The Myc protein is part of the activity of healthy cells, but as cancer cells grow, it becomes disrupted and loses its normal role of promoting the spread of cancer; Scientists may have found a way to prevent this.
“Normally, Myc activity is tightly controlled. In cancer cells, it becomes overactive and is not regulated properly,” explains biochemist Min Xue.
By successfully curbing Myc activity, researchers hope to find a method that stops one of the ways cancer hijacks healthy biological processes in order to survive.
A complex task
Part of the problem with controlling Myc is that it is an amorphous protein whose structure is not really vulnerable to attack. This makes it difficult for medications to effectively identify Myc and prevent it from behaving normally.

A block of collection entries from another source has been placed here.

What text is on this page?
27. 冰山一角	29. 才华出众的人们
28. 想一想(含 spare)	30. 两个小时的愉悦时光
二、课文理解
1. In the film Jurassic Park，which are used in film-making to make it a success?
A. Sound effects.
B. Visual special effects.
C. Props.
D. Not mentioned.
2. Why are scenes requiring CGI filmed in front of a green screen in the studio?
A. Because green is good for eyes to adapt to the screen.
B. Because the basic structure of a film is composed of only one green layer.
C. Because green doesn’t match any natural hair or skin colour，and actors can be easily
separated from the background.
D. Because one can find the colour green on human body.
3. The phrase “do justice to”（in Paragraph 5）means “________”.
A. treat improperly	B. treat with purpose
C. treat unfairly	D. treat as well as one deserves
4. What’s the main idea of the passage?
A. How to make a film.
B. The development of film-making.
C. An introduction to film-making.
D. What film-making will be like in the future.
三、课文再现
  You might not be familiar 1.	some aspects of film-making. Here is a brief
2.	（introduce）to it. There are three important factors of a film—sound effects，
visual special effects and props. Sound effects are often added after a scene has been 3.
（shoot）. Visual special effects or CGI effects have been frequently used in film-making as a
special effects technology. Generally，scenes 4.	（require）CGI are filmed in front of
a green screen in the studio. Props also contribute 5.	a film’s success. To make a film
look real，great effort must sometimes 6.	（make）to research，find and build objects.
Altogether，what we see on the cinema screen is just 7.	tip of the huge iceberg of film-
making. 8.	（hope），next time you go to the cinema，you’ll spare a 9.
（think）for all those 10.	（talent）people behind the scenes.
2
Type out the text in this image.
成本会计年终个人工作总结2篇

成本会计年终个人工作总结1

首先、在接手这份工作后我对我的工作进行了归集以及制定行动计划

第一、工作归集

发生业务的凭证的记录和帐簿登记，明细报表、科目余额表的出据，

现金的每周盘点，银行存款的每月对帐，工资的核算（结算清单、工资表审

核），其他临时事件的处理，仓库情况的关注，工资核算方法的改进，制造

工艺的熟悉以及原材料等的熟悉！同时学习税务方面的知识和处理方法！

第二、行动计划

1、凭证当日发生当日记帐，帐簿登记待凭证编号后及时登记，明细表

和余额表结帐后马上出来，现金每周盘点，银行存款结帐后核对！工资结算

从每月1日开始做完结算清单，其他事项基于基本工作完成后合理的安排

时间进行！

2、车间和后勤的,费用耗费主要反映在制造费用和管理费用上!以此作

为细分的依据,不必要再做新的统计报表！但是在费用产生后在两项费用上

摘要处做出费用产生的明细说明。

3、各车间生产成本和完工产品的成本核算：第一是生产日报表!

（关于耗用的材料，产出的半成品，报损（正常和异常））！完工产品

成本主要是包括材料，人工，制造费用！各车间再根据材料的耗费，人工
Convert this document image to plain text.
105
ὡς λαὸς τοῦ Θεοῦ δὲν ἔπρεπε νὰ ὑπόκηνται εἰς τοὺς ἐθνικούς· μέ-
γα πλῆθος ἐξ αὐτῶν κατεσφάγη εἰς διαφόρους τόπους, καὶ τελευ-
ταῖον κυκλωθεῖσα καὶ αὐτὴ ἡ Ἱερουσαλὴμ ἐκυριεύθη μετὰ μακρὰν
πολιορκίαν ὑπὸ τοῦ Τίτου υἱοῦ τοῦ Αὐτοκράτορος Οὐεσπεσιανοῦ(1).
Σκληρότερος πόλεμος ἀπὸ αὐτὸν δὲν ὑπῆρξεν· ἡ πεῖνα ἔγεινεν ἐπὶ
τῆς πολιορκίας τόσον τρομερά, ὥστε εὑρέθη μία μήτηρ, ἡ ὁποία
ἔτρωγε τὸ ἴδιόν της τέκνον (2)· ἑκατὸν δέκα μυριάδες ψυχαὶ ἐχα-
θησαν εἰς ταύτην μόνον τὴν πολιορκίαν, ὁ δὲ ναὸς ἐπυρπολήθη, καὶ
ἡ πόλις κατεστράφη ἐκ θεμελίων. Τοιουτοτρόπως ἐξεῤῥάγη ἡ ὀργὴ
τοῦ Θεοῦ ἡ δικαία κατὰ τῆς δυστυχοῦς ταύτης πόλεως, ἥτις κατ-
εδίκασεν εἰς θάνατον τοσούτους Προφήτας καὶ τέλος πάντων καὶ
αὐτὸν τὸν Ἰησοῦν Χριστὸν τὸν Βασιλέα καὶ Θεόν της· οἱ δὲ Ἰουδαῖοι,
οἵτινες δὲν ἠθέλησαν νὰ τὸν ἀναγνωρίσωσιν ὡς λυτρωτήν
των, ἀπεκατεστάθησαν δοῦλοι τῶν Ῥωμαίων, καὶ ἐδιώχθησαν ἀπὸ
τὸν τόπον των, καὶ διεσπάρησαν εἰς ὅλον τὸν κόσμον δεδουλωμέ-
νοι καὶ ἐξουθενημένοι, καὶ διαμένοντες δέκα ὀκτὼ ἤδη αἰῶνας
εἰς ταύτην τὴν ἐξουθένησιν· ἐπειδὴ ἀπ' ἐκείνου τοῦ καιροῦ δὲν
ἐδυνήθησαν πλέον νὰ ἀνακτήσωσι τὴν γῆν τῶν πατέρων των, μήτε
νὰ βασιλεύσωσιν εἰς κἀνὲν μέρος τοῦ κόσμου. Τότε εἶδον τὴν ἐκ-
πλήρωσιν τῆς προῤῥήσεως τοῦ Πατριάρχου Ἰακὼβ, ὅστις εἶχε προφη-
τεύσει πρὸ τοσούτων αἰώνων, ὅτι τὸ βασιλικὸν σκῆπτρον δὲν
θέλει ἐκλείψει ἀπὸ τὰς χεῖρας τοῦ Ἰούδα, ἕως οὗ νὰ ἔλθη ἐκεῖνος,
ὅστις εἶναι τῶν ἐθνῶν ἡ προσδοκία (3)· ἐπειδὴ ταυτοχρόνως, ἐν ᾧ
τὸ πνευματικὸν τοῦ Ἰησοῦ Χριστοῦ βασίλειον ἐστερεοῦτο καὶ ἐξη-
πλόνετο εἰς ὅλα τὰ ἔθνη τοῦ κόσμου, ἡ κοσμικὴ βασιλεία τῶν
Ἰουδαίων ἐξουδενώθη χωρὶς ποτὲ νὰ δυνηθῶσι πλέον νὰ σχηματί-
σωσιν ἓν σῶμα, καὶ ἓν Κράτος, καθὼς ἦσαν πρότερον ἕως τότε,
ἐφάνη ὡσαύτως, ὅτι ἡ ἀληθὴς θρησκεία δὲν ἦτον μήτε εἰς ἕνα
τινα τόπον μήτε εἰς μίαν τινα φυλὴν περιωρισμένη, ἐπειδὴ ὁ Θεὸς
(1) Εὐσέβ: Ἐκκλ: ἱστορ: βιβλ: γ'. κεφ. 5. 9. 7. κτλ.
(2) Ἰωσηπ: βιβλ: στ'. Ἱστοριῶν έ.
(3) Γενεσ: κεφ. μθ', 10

However, a team at the University of California, Riverside (UCR) has managed to develop a peptide compound capable of binding or interacting with Myc and helping it regain control.
The results of their research were published in the Journal of the American Chemical Society.
“Myc is less a food for cancer cells and more a steroid that promotes rapid cancer growth,” says Xue, who works for UCR.
“This is why Myc is the cause of 75% of all human cancers,” he adds.
Mr. Xue says Myc's importance in cancer makes neutralizing its harmful effects one of the “holy grails of cancer drug development.” He adds that he and his colleagues are particularly “thrilled” that such a cure is now within reach.
The researchers were able to examine Myc's small amounts of structure to build a library of peptides that could attach to this structure. One peptide in particular, NT-B2R, has been shown to be particularly effective at deactivating Myc.
NT-B2R successfully binds to myc, thereby changing the way its cells regulate many of their genes, thereby reducing cancer cell metabolism and proliferation.
Previous work
The key to this breakthrough lies in previous work by some of the same researchers, who found that by changing the structure and shape of peptides, these molecules were better able to interact with amorphous proteins like Myc.
“Peptides can take on a wide variety of shapes and positions. Once you bend them and connect them into rings, they cannot take on other possible shapes, giving them a small degree of randomness. This makes bonding easier,” says Xue.
“We have improved the binding performance of this peptide by two orders of magnitude compared to previous versions. “This brings us closer to our drug development goals,” he says.
There is still a lot to do, but the early results are promising.